Müsamereden beter
Mel Gibson'un Hazret-i İsa filmini hatırlarsınız (The Passion, yani Çile)... Hani filmde herkes kendi dilinde konuşuyordu, İsa Aramice, Romalılar da Latince ve Romalı askerler İsa'yı "Jupiter yarattı demeden" evire çevire...
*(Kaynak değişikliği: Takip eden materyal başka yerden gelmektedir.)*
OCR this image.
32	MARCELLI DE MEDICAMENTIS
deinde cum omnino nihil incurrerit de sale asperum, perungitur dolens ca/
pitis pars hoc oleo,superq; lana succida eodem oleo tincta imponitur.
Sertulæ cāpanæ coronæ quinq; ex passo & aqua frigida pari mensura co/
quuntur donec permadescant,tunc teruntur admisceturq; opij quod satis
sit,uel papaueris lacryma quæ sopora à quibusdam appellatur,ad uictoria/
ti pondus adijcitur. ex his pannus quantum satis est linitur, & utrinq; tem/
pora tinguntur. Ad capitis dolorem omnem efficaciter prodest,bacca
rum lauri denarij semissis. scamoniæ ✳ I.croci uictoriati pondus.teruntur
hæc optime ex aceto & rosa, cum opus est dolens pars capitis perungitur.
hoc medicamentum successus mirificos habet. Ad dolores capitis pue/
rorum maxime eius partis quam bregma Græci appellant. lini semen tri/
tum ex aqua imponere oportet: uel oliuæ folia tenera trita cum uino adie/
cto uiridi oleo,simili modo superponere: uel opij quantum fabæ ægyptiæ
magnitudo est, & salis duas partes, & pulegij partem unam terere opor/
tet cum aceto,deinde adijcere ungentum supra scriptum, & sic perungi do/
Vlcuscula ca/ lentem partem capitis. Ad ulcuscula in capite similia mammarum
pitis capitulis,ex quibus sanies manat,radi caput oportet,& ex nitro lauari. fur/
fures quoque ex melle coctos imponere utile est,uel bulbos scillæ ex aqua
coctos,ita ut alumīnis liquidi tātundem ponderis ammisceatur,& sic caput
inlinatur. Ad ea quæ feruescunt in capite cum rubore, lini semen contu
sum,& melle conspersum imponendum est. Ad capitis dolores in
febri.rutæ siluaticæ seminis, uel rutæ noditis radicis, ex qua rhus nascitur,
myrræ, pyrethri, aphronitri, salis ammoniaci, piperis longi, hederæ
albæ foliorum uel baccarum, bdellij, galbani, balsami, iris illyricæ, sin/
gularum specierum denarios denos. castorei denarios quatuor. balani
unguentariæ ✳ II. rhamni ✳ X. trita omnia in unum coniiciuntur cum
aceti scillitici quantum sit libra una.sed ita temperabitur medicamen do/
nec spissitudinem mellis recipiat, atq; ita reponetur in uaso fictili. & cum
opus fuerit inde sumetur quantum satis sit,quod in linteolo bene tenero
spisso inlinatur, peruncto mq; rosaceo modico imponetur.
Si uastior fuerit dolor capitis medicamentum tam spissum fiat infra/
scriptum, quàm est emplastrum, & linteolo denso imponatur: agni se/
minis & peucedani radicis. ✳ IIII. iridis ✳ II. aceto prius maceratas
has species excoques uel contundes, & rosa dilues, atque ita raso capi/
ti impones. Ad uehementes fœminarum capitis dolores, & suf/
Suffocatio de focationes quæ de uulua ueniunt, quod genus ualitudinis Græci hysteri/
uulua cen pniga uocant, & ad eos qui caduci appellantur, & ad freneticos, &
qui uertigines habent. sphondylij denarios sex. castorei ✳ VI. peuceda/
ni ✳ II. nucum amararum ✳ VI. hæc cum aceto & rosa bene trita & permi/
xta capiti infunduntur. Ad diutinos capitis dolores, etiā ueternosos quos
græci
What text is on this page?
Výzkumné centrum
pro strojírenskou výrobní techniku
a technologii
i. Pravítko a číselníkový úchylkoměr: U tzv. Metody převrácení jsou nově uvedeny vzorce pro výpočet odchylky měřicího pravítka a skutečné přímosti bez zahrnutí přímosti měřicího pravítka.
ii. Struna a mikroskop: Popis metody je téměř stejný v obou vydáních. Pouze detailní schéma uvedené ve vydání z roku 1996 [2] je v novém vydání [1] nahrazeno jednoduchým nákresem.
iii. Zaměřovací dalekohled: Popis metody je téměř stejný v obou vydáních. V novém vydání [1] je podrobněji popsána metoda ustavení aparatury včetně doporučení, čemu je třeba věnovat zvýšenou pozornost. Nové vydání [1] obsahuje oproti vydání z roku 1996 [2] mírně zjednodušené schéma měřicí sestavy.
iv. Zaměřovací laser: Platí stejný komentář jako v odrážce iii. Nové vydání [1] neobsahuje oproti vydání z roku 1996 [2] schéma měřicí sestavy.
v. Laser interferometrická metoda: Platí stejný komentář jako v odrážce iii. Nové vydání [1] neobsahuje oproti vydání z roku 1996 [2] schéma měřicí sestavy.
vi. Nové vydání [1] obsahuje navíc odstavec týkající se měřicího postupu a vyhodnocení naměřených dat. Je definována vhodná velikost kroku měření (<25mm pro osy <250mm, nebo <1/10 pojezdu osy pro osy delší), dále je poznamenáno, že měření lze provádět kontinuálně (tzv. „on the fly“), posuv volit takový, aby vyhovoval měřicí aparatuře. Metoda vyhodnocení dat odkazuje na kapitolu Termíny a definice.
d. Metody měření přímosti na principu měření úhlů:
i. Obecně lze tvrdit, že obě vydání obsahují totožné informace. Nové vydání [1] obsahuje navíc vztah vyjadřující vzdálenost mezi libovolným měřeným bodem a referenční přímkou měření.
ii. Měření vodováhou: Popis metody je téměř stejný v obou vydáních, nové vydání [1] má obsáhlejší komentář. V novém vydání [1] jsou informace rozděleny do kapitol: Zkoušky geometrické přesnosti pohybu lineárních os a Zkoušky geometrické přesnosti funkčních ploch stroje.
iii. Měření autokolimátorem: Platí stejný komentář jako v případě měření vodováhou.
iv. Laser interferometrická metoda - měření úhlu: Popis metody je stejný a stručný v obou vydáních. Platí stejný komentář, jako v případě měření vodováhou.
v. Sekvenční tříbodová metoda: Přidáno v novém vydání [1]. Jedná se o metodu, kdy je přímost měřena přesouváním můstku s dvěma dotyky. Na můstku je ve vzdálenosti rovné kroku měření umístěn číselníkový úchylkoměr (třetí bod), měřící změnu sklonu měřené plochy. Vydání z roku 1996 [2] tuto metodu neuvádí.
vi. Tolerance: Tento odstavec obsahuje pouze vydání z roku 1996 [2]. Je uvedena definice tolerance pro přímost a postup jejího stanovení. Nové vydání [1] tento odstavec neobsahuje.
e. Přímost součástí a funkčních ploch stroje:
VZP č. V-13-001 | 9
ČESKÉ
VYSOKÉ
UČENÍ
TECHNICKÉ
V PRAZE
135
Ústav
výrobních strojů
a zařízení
Mel Gibson'un Hazret-i İsa filmini hatırlarsınız (The Passion, yani Çile)... Hani filmde herkes kendi dilinde konuşuyordu, İsa Aramice, Romalılar da Latince ve Romalı askerler İsa'yı "Jupiter yarattı demeden" evire çevire dövmüşlerdi... Bu filmde İsa'yı oynayan Jim Caviezel, bir nedenle Meksika'ya gitmiş. Köylerde geziniyor. Köylüler "efendimiz geldi" diye heyecanlanmışlar, "kurtar bizi" diye ayaklarına kapanmışlar. Kötürüm bir kadıncağız "beni iyileştir" demiş, o da elini kadının başına koymuş ve "filmimi seyrettiğiniz için teşekkür ederim" demiş. Bu fıkra değildir, gerçektir. Hadi bunlar Meksika köylüsü... Bir de Türk şehirlisi var. Hani beyaz olanlar (biz siyahız ya), çağdaş, laik, okumuş, aydın, falan filan. (Biz kasap çıraklığından gelmeyiz.) Bunların vekilleri de mecliste CHP sıralarında... O saçmasapan "Atatürk'ün resmini duvardan indirme" meselesinin tartışıldığı günlerdi... Ne kadar Atatürkçü olduklarını göstermek için grup toplantısına "Atatürk'e benzer bir adamcağız" getirdiler, en ön sıraya oturttular, Kılıçdaroğlu konuşurken resmini çekip dağıttılar. Atatürk kalkmış, yirmili ve otuzlu yıllarda yaptığı gibi CHP meclis grubu toplantısına katılmıştı.